In particular, Vanguard said that it supports the idea of European savings and investment accounts, which will enable people across the EU to benefit from best-in-class tax incentives for retail investment. It also welcomes the ambitious agenda on retirement savings, which is crucial for improving the financial well-being of EU citizens.
As the EU commission acknowledges[1], approximately EUR 10 trillion of EU retail savings are currently held as bank deposits and investors should have the opportunity, if they wish, to hold more of their savings in higher-yielding capital-market instruments.
Jon Cleborne, head of Vanguard Europe, commented, “Evidence from EU Member States like Sweden and Denmark, and internationally from Australia, the UK, and the US, shows that good tax incentives can drive retail participation in capital markets. The keys to success include offering tax-advantaged accounts that are simple, attractive, and stable.
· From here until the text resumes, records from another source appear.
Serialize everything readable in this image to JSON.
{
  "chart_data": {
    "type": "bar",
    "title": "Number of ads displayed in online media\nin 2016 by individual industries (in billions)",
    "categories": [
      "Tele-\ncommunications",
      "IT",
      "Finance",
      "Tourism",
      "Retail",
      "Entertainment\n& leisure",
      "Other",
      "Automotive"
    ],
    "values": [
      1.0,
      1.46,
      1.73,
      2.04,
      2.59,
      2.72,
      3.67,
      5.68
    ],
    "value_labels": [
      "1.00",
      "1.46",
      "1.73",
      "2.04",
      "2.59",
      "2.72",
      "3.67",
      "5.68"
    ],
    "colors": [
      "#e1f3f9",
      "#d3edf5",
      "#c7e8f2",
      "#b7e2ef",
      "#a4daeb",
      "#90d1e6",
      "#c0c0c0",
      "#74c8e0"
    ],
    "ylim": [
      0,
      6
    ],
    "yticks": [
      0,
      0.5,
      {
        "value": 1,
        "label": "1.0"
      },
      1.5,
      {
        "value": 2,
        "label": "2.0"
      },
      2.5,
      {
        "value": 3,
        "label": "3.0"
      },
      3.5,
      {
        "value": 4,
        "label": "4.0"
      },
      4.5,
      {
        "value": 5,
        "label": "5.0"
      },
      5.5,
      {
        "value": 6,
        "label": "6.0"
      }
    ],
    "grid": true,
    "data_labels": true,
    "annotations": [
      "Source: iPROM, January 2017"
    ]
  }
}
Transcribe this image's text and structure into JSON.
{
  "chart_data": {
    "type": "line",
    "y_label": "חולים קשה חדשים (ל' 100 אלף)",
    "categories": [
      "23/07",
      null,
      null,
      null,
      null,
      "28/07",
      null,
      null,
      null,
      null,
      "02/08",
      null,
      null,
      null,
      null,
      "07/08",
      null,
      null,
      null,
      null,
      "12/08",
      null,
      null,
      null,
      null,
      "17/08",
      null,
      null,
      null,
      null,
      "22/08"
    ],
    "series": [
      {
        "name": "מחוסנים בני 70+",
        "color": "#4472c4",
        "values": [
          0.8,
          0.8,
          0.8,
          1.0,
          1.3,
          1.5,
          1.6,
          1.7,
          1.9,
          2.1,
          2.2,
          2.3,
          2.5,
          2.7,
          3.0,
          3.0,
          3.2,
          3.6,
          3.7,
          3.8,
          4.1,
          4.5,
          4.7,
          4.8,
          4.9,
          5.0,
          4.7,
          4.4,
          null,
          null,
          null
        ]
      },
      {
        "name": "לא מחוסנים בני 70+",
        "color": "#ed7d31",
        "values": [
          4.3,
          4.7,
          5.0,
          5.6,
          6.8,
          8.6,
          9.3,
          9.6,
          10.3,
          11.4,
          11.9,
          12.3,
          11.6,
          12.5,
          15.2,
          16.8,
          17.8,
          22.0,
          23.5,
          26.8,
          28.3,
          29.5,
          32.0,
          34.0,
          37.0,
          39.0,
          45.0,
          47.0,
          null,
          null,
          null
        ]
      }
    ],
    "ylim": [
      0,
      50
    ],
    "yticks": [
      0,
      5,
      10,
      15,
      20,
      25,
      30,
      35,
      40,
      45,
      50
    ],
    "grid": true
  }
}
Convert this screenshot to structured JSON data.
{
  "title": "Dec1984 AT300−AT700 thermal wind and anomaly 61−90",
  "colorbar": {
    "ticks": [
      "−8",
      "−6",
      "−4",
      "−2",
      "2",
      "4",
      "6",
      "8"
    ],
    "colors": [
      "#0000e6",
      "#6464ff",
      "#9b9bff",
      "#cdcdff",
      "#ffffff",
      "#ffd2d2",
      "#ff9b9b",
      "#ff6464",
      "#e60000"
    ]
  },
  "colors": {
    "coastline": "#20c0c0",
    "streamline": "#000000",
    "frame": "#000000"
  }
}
“Vanguard firmly believes in the need to help more people become investors. Our commissioned research[2] estimates that the EU could unlock an additional EUR 11 trillion in investment across retail and retirement markets if member states take the right steps.
“While tax incentives will help drive change, the financial industry must also provide more meaningful help to investors. This includes educating them about how inflation affects cash, which hampers individuals’ likelihood of reaching long-term goals. We should also help them understand other financial concepts like the power of compounding and the importance of cost awareness -higher fees do not mean higher returns.
“We are committed to supporting the Savings and Investments Union initiative and look forward to collaborating with the EU Commission and Member States to realise its full potential.”
Vanguard data: inflation erosion on cash
Cash feels safe, but its value is eroded by inflation. Inflation means that €10,000 saved in cash in 2004 would be worth only €8,139. in “real” terms today. The same amount invested in the global stock market would be worth €59,352 today – that’s in real terms, after inflation.